PAULETTE GODDARD - AUTOGRAPH LETTER SIGNED - HFSID 36164
PAULETTE GODDARD Color picture postcard of a painting Le Port De Locarno by Verna, signed "P." by Goddard. In it, she gives an idea to her. Autograph letter signed "P." in blue ink. Color, 5¾x4 post card. With color photo of the painting Le Port De Locarno by Verna on verso.
Sale Price $324.00
Color picture postcard of a painting Le Port De Locarno by Verna, signed "P." by Goddard. In it, she gives an idea to her.

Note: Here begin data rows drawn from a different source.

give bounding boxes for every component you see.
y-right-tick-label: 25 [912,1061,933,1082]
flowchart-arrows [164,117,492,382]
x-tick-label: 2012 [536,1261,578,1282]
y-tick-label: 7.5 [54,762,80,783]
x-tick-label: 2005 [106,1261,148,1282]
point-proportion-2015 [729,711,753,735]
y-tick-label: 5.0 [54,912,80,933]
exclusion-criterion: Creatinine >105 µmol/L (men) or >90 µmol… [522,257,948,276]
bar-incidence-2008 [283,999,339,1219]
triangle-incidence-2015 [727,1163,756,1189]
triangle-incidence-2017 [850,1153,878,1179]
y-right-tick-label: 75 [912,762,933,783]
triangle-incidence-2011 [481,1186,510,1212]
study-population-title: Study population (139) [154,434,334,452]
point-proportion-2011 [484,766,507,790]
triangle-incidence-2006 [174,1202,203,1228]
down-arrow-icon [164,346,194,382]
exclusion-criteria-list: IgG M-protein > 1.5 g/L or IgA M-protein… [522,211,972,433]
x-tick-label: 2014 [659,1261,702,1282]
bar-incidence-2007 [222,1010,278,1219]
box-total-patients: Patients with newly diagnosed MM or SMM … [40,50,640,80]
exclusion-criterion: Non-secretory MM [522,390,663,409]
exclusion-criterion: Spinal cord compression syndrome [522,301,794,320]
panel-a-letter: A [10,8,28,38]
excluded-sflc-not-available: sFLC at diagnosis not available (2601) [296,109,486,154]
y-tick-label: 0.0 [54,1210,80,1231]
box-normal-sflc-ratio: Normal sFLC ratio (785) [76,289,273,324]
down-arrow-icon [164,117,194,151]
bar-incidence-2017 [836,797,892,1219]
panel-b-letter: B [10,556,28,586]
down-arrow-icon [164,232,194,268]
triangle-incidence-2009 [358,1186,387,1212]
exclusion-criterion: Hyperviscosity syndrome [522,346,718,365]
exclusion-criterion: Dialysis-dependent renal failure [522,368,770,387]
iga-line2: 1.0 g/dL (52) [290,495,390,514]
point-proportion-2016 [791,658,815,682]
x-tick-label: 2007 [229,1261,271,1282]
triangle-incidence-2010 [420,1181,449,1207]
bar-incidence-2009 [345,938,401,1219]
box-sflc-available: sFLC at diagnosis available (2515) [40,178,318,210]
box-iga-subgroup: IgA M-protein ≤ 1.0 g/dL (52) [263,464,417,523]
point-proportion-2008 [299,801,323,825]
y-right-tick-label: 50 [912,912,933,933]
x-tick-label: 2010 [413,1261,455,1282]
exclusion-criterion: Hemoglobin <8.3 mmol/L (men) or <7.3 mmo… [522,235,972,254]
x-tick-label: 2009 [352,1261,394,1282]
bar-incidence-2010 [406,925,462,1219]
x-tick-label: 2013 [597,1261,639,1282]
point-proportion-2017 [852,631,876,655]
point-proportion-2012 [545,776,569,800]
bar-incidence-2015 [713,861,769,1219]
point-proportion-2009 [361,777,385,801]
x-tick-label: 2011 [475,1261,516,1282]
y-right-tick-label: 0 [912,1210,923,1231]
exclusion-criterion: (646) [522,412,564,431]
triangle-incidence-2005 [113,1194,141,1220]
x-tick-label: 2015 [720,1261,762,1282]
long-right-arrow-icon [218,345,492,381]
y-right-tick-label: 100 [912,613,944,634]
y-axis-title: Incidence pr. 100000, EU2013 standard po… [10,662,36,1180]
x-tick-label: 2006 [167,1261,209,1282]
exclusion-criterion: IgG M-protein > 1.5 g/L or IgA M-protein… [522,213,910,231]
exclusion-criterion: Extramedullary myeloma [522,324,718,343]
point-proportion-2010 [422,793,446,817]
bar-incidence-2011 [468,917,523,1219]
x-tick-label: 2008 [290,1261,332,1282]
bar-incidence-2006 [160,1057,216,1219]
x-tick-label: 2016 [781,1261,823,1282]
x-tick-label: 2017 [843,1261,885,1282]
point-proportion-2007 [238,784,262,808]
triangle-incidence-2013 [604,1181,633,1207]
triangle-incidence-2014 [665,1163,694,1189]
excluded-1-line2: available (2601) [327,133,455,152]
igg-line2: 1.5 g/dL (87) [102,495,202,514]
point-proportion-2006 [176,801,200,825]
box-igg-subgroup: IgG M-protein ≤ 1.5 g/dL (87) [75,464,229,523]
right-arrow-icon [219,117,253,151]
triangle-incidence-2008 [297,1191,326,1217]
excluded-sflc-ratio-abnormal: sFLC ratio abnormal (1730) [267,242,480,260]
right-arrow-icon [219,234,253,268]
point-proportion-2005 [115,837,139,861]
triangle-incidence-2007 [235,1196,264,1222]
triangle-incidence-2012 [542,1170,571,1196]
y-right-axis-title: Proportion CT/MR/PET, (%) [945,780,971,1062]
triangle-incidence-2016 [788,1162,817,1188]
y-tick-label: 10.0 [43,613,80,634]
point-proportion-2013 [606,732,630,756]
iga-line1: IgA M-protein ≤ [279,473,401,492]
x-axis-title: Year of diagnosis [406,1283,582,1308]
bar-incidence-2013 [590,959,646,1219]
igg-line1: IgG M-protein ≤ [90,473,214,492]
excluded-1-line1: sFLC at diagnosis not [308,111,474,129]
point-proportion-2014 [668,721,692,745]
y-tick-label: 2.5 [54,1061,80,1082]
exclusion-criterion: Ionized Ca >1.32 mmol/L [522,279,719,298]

Autograph letter signed "P." in blue ink. Color, 5¾x4 post card. With color photo of the painting Le Port De Locarno by Verna on verso. In full: "Dear Kid- Had an idea this little summer numero might fit you Puree $10.00. If n.g. please give it to Ted Peck he has an outlet! [drawn star]. Bought my entire summer wardrobe Chez Pueci - It is great. Off to Venice for a week, while workmen tear up the house to add a hotel size terrace for those moonlight nites [sic]on the Lago Maggione - Keep well Have fun". Stamp at middle in red: "From The Estate/of ANITA LOOS", so this postcard was possibly sent to author and screenwriter Anita Loos, who is perhaps best known for her 1925 novel, Gentlemen Prefer Blondes, which was later made into a silent film (1928), a 1949 Broadway musical and the 1952 film starring Marilyn Monroe. Among her most successful theatrical projects were adaptations of Gigi (1950, filmed in 1958) and Cheri (1957). Goddard (1911-1990, born Pauline Marion Goddard Levee in Whitestone Landing, Long Island, New York) was an American actress. A former teen Broadway chorus girl, she first attracted attention when she was featured reclining on a prop crescent moon in the 1928 Ziegfeld musical, Rio Rita. Goddard reportedly made several two-reel comedies for Hal Roach (in a blond wig) before being featured as a "Goldwyn Girl" in Eddie Cantor's film, Kid from Spain, in 1932. She shot to stardom when she was cast by Charlie Chaplin in his 1936 film, Modern Times. Goddard also won Chaplin's heart as well as the role, but there were questions as to whether the two were ever legally married, and her relationship with Chaplin cost her the one role that she truly coveted: Scarlett O'Hara in the 1939 epic, Gone With the Wind. Goddard, who was nominated for a Best Supporting Actress Academy Award for So Proudly We Hail (1943), also appeared in such films as The Great Dictator (1940) and Reap the Wild Wind (1942) before making her final film, the French/Italian movie Gli Inderrenti (Time of Indifference), in 1964. She was coaxed out of retirement for a made-for-TV movie, The Snoop Sisters, in 1972. Creased through middle left. Red "G" in unknown hand at upper right. Otherwise in fine condition.